Study: Breastfeeding Even More Of A Health Issue For Moms Than For Babies
"The most surprising thing is that breastfeeding is even more of a maternal health issue than a children's health issue. It has a bigger impact in terms of medical cost and a bigger impact in terms of lives saved. And most of that impact is derived from encouraging women to breastfeed as long as they can for each child. For example, if women optimally breastfeed — meaning breastfeeding for at least one year — and we got the current breast feeding rates from about 30 percent of mothers up to 90 percent, we could avert 5,023 cases of breast cancer per year. Put another way, you would need only about 397 women to optimally breastfeed to avert one case of breast cancer.
The numbers are even more dramatic for other diseases:
- For hypertension, assuming the same scenario, you'd avert 35,392 cases and 322 deaths; and only 55 women would have to breastfeed to avert a case of hypertension.

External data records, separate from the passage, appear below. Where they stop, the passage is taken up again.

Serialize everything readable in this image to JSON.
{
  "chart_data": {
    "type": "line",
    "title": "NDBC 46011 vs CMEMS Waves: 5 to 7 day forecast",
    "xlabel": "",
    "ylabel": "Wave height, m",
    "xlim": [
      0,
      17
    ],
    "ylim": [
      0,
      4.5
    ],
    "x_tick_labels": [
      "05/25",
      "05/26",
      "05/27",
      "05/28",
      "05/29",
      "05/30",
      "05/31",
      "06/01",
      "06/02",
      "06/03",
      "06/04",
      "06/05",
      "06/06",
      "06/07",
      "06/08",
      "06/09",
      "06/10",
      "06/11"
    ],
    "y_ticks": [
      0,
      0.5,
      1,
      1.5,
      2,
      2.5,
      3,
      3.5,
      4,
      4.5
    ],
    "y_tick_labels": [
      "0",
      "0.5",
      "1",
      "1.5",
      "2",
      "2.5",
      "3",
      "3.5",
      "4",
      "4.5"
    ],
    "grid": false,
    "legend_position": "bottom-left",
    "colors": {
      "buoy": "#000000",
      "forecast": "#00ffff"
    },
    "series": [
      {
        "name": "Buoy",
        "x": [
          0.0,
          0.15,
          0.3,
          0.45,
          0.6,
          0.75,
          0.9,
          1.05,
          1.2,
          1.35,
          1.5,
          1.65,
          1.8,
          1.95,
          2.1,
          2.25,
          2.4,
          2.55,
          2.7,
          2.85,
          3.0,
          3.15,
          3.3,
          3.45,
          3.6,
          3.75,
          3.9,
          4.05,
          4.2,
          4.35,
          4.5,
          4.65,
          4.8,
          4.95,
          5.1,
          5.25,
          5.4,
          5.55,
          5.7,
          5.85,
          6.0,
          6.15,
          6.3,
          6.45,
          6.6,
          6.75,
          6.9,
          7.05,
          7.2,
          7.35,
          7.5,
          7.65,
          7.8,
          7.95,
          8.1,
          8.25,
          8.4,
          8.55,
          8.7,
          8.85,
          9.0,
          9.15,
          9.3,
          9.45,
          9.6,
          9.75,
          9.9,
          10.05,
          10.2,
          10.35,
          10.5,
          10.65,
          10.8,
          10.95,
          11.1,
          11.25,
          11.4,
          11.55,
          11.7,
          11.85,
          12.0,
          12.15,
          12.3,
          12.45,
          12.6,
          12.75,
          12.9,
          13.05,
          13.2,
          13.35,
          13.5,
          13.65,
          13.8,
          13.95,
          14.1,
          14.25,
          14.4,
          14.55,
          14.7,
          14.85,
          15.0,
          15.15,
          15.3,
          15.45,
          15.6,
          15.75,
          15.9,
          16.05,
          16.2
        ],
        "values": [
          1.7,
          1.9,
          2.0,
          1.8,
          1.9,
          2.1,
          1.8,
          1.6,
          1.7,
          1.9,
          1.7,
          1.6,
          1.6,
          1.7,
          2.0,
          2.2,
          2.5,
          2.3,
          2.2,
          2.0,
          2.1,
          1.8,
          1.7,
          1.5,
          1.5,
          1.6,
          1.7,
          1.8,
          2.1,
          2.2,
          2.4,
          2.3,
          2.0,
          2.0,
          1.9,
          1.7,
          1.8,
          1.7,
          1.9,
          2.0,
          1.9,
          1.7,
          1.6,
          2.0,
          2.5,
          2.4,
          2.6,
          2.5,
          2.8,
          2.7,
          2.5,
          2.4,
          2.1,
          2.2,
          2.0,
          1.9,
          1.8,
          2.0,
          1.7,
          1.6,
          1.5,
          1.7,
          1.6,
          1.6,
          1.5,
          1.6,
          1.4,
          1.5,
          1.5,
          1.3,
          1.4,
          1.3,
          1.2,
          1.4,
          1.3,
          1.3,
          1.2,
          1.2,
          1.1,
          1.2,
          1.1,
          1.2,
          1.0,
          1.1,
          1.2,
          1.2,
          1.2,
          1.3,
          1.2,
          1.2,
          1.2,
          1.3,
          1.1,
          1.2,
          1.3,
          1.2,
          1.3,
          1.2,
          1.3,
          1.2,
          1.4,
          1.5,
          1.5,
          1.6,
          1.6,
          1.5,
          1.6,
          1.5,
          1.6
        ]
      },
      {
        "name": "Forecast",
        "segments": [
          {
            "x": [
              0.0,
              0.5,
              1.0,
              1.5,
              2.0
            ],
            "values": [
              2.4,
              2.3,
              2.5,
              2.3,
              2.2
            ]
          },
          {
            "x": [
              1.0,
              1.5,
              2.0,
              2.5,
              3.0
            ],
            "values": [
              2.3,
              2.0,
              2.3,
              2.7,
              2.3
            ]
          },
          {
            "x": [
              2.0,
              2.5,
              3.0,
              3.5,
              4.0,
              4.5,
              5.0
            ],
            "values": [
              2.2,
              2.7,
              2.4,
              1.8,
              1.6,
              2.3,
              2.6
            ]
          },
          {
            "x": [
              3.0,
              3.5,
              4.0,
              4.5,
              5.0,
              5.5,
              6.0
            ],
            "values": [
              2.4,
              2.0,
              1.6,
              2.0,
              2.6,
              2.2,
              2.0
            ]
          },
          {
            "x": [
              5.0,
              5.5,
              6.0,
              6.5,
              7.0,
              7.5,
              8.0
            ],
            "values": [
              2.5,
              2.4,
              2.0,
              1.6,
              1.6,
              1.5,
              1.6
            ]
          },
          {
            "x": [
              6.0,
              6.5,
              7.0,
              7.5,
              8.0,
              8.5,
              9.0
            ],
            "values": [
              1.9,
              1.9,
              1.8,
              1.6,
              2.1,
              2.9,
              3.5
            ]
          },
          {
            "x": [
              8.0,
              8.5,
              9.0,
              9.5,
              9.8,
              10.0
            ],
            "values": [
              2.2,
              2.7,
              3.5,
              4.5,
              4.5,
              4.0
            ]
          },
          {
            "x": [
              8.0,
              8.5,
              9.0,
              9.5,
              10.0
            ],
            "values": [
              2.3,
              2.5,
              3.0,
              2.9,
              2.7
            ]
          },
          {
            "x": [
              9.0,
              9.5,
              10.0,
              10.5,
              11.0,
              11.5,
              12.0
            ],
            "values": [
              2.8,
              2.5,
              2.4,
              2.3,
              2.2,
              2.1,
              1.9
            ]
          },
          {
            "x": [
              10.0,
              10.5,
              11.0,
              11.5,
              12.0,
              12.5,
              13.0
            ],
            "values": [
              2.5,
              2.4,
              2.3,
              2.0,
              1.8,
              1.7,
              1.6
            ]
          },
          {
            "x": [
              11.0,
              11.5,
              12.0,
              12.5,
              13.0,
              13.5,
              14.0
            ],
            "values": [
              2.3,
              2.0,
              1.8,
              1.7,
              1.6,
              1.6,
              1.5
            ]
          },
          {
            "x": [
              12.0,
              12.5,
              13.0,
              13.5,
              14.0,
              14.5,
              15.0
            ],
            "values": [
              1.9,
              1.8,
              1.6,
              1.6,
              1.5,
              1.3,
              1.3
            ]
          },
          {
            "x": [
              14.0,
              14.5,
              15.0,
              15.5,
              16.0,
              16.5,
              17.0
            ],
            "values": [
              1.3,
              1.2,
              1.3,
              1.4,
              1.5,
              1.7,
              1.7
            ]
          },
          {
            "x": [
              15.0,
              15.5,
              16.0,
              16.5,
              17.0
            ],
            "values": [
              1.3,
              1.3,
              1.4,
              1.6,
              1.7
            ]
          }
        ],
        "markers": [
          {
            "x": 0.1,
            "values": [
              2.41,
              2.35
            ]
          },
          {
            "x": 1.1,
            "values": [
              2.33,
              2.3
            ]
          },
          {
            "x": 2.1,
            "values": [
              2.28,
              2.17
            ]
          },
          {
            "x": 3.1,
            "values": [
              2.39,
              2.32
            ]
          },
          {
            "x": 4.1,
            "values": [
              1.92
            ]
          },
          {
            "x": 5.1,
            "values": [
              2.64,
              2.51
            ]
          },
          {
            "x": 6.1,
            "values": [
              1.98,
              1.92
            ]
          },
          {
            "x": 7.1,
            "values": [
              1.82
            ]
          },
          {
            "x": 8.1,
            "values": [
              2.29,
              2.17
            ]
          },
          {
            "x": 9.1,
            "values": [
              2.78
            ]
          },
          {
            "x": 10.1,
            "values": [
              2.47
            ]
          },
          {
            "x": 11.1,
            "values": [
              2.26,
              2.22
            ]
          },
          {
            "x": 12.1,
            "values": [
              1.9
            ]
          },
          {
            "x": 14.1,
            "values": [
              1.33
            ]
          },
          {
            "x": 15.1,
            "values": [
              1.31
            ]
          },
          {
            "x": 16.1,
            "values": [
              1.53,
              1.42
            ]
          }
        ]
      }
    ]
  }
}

- For heart attacks, 235 women would have to breastfeed optimally to prevent a heart attack; 162 would need to breastfeed each child for one year to prevent a case of diabetes.
This is the first study that combines maternal and pediatric diseases into a single unified model; you can see the whole scope of the public health impact of breastfeeding. So, for instance, only 597 women or children would have to breastfeed (or be breastfed) optimally to prevent death from the 14 maternal or pediatric diseases we looked at."